Admittedly, this study is limited by the lack of comparison with migraine patients without aura, thus our results could not be interpreted as specific for MwA patients. However the strength of the study is the relatively large number of examined patients and that is confirmed by the significance of the applied multivariate GLM. Thus, the obtained results are accurate for the sample and generalizable to the population level. The answer to the question of causality, more precisely is the brainstem volume alteration the cause or consequence of a migraine could not be resolved by the study. Follow-up of the same cohort could possibly shed light on the topic. The third limitation is the use of a FSPGR (not MR-RAGE) T1 sequence with non-isotropic voxels.

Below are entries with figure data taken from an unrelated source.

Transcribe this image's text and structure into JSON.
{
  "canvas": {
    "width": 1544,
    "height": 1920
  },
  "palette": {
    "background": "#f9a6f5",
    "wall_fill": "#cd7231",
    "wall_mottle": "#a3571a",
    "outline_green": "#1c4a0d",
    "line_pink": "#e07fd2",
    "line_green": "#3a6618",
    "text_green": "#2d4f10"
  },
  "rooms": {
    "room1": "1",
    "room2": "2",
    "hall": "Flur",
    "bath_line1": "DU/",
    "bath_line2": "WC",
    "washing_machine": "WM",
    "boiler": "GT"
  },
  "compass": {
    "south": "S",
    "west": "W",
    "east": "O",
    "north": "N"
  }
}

In conclusion, the brainstem volumetric investigation of 42 migraine patients with typical aura, done with the help of a special designed routine in the software package (FreeSurfer 6.0 version) for investigations of brainstem subregions, revealed a larger volume of the brainstem, more accurately of the pons and midbrain, in MwA patients relative to HCs. Future investigations exploring pons and midbrain resting and evoked activity may provide new evidence supporting the hypothesis that those structures can play a role in migraine aura pathophysiology.

Funding

The authors disclosed receipt of the following financial support for the research, authorship, and/or publication of this article: IP and MD received research grant support from the Ministry of Education and Science, Republic of Serbia [project no. III 41005], and JZT received research grant support from the Ministry of Education and Science, Republic of Serbia [project no. 175022].

Declaration of conflicting interests

The authors declared the following potential conflicts of interest with respect to the research, authorship, and/or publication of this article: IP, MD and JTZ have no conflict of interest.